I bought these Turkish pastry leaves or yufka for börek at Mediterranean Specialty Foods on Commercial Drive in Vancouver. The sheets I bought (which are something like phyllo) were pre-cut in triangles. You could also buy rounds.
I used the triangles because I was making sigara (little cigars) börek. According the official Turkish tourism site, börek is a traditional breakfast food. Suits me, though I would eat anytime.
Every culture has a rolled and filled pastry, sometimes many – har gow, perogies, Cornish pasties, tamales – and I love them all. Living in Vancouver you can get most things to make the basics of any of them. Of course, they’re not the same as the original and what I devise is always a whiff of that. As a cook, I don’t care much about authentic. Food is fluid and the attraction is messing with ideas to see where something can go.
I figure that börek (or borek or boerek), is like most stuffed and rolled things – diverse as the cooks who make them. Diversity should be respected. I respect it.
The Pastry
Pastry like yufra from Turkey is throughout the Middle East, Greece, and North Africa. It has different names and thicknesses depending on where it’s from, but it’s used in the same way – to encase or layer fillings, sweet and savoury. Because yufra is slightly thicker than phyllo, it doesn’t rip so easily and the recipe I used only called for one sheet per sigara.
The Recipe
This is that recipe. They came to a pretty good end. I got rolls that looked like the ones on the package. These are baked, not deep fried as many recipes suggest. Deep frying is something I don’t do well, though I always appreciate it when I find someone who does.
Baked Sigara Börek with Meat Filling
Filling
- 3 tbsp. olive oil
- 3 tbsp. water
- 250 gr. ground beef
- 1 medium onion – finely diced
- 1 clove garlic – minced
- 1/2 c. cracked, pitted green olives – chopped
- 1/2 c. walnuts – finely chopped
- 1 tsp. ground Aleppo pepper
- 2 tsp. pomegranate molasses (more if you like the sweet-sour taste)
- salt & pepper
- 3 green onions – chopped
- 1/2 c. parsley – finely chopped
- melted butter for brushing on before baking
Cook ground beef in olive oil with onions and garlic until soft and brown. Add everything else, except parsley and green onions, and sauté on medium-low heat until flavours are blended – about 10 minutes. Mixture should be moist but not wet. Off heat, mix in parsley and green onion. Let cool.
Assembling
- Peel off a pastry leaf and position wide side in front of you, pointy end away.
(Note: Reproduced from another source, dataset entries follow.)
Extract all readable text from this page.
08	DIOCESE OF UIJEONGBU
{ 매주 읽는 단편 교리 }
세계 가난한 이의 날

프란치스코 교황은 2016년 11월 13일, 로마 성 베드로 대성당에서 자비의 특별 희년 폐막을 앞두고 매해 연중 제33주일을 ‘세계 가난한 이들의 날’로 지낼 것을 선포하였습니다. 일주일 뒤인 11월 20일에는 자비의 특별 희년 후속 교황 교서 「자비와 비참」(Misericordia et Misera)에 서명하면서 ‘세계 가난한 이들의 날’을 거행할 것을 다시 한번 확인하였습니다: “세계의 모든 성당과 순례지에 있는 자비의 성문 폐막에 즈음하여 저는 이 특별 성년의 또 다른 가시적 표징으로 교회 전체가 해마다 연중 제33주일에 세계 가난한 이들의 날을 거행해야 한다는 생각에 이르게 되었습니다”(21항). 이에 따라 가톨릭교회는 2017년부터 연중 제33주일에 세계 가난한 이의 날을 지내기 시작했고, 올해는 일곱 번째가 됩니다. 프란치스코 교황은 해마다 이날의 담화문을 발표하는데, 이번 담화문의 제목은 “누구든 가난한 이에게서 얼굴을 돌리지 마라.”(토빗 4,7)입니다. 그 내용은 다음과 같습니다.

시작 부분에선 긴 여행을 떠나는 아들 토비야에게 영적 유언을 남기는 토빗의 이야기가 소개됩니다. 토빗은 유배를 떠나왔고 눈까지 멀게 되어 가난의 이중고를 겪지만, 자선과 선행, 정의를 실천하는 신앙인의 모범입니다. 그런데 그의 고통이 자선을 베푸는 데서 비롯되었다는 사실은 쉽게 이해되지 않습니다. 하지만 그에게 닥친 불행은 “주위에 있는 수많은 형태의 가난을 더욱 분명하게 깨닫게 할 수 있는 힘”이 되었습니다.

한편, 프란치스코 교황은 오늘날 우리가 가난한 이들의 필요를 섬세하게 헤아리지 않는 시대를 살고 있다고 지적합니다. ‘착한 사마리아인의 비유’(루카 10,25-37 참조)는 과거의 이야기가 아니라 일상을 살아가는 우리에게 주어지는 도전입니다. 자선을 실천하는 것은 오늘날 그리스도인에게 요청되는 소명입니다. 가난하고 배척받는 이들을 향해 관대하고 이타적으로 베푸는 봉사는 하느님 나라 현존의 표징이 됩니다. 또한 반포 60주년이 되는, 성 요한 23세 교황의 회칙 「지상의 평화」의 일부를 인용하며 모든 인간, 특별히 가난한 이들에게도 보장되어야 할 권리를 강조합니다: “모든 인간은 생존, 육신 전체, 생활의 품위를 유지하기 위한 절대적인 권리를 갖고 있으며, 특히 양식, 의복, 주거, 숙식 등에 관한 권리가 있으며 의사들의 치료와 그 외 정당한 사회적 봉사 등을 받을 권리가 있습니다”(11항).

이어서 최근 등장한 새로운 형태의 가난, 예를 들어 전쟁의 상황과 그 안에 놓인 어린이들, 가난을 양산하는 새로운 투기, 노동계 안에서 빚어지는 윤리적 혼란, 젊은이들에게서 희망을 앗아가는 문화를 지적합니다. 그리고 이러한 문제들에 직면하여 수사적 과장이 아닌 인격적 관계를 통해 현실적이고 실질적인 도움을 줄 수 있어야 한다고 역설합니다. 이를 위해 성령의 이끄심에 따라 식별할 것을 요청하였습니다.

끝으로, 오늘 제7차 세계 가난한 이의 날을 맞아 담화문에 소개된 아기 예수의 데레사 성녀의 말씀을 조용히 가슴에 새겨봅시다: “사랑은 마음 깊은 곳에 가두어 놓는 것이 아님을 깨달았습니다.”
- Spread about 2-3 tbsp. of filling across the top, 1/2″ from the edge. Roll to pointy end so you have a cigar shape (about 1-2″ in diameter)
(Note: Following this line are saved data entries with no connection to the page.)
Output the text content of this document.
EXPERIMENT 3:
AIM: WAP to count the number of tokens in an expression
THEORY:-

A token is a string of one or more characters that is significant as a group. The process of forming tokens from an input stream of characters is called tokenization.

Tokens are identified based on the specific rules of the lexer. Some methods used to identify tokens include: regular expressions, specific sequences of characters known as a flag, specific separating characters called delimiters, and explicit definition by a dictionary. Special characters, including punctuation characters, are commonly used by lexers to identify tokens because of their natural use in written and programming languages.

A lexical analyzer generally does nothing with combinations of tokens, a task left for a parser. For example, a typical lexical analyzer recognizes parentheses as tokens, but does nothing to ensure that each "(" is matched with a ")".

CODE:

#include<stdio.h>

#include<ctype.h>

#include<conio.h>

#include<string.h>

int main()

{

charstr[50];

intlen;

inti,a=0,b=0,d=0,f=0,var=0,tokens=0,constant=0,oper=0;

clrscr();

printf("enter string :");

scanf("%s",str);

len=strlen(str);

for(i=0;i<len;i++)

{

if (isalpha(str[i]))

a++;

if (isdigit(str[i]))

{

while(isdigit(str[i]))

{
- Pinch in the edges and brush all over with melted butter. If you like, sprinkle with sesame seeds or lightly dust with coarse salt.
- Place on cookie sheet lined with parchment. Cover with a lightly dampened cloth until the pan is full and ready to bake.
- Bake at 350F for 20-30 minutes or until lightly browned and crisp.
Note
There’s no website that I can find for Mediterranean Specialty Foods, where I bought my pastry, but the store is at 1824 Commercial Dr., Vancouver. Even if they don’t have yufka they always have really good ready-made filled savoury pastries to go. I always buy too many and then eat them all right away. That’s okay though, then I don’t go crazy buying produce at the nearby Persia Foods. Just go to Mediterranean Specialty Foods and at least buy some feta cheese from the 6 or 7 kinds. It’s an important store in Vancouver.